Die Verteidiger hatten in den ersten Jahren nicht nur die amerikanische Regierung gegen sich, sondern auch die Mehrheit der Bevölkerung. Wenn von Guantánamo die Rede war, dachten die meisten nur an die Guantánamo Five, die prominenten Häftlinge, deren Bilder und Geschichten die Öffentlichkeit kannte. Chalid Scheich Mohammed , der sogenannte Chefplaner der Anschläge vom 11. September, der Jemenit Ramsi Binalschibh, der der Hamburger Zelle um Mohammed Atta zugeordnet wird, der Jemenit Walid Mohammed bin Attash, der Saudi Mustafa Ahmed al-Hausawi und der Pakistaner Ammar al-Baluchi. Am 11. Februar 2008 hat die amerikanische Regierung gegen diese fünf Anklage erhoben. Der Prozess sollte vor einem Sondergericht, einem Militärtribunal, in Guantánamo stattfinden. Die Todesstrafe für alle fünf wurde beantragt.

Chalid Scheich Mohammed hatte bei einer Anhörung 2008 nicht nur die Verantwortung für die Anschläge vom 11. September übernommen, sondern auch für ein Dutzend anderer Attentate. Er erklärte, auf eine Verteidigung verzichten zu wollen. Doch selbst diese prominenten Fälle bringen heute die Regierung in Bedrängnis: Die Geständnisse von Chalid Scheich Mohammed sind vermutlich vor Gericht unbrauchbar, weil sie unter Bedingungen der enhanced interrogation techniques zustande kamen. Was darunter zu verstehen ist, belegen die internen CIA-Dokumente, die Barack Obama zu Beginn seiner Amtszeit freigeben ließ: Danach wurde Chalid Scheich Mohammed im März 2003 von pakistanischen Sicherheitskräften in Rawalpindi verhaftet und an die Amerikaner übergeben. Anschließend begann eine Odyssee aus Verschleppung, Verhör und Folter. Wie die CIA-Unterlagen belegen, wurde Chalid Scheich Mohammed von Kabul nach Szymany in Polen gebracht und in einem Geheimgefängnis allein in jenem Monat 183 Mal dem Waterboarding unterworfen.

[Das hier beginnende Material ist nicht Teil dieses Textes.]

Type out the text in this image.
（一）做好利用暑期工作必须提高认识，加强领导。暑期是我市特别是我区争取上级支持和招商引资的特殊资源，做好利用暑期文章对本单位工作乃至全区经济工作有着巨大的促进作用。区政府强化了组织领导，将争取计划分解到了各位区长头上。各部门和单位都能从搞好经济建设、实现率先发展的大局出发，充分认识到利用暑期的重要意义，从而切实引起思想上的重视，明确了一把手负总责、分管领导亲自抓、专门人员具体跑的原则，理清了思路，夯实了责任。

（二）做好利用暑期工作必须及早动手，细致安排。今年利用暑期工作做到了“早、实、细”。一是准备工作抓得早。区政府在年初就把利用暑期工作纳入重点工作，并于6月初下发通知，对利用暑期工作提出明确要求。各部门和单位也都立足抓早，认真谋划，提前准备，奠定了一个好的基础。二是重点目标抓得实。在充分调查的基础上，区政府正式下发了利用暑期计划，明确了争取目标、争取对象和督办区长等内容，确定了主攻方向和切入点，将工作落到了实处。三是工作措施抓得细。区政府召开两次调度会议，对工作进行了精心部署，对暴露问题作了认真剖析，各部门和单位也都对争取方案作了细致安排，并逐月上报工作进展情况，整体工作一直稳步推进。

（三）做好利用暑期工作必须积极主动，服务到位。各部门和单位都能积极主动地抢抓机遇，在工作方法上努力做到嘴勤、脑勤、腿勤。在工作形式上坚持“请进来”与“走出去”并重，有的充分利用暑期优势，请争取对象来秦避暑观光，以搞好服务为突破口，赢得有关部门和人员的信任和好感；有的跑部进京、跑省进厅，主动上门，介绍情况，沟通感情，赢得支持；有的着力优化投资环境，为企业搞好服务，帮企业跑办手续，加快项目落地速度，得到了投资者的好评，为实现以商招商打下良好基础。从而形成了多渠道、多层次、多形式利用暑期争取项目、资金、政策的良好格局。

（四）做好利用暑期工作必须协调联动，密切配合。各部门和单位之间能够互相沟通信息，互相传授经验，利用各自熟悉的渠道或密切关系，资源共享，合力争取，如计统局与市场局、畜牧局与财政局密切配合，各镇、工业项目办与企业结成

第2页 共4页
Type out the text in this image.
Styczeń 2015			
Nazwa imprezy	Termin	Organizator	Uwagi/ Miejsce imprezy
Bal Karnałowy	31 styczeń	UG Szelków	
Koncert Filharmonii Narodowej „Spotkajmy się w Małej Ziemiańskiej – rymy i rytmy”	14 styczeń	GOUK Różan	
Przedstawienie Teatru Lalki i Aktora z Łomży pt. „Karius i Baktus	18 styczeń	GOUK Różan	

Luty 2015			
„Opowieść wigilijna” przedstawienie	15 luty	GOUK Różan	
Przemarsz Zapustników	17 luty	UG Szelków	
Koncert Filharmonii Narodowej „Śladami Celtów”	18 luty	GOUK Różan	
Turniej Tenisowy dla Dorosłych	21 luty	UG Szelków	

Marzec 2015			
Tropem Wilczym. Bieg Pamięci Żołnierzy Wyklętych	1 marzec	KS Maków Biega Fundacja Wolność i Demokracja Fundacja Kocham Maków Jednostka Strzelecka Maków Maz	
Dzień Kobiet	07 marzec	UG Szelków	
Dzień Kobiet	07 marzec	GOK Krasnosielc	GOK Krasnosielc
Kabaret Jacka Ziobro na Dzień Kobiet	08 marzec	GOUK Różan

Die Guantánamo Five sind die Ausnahmen. Das wussten die Anwälte bald. In der Mehrzahl der Fälle gab es keine Hinweise auf eine Täterschaft, vermutlich würde es nie zu einer Anklage kommen. Die Anwälte waren voller Hoffnung, ihren Mandanten schnell helfen zu können. »Ich dachte, das kostet mich vielleicht drei Jahre«, sagt Ramzi Kassem bitter. Mit jedem Tag, an dem er sich mit Guantánamo befasst, schwindet die Hoffnung ein bisschen mehr. »Wir waren sicher, dass wir diese Fälle gewinnen.« In den Akten ihrer Mandanten, die sie nun einsehen durften, fanden die Juristen kaum belastendes Material, selten mehr als die Aussagen der Gefangenen selbst.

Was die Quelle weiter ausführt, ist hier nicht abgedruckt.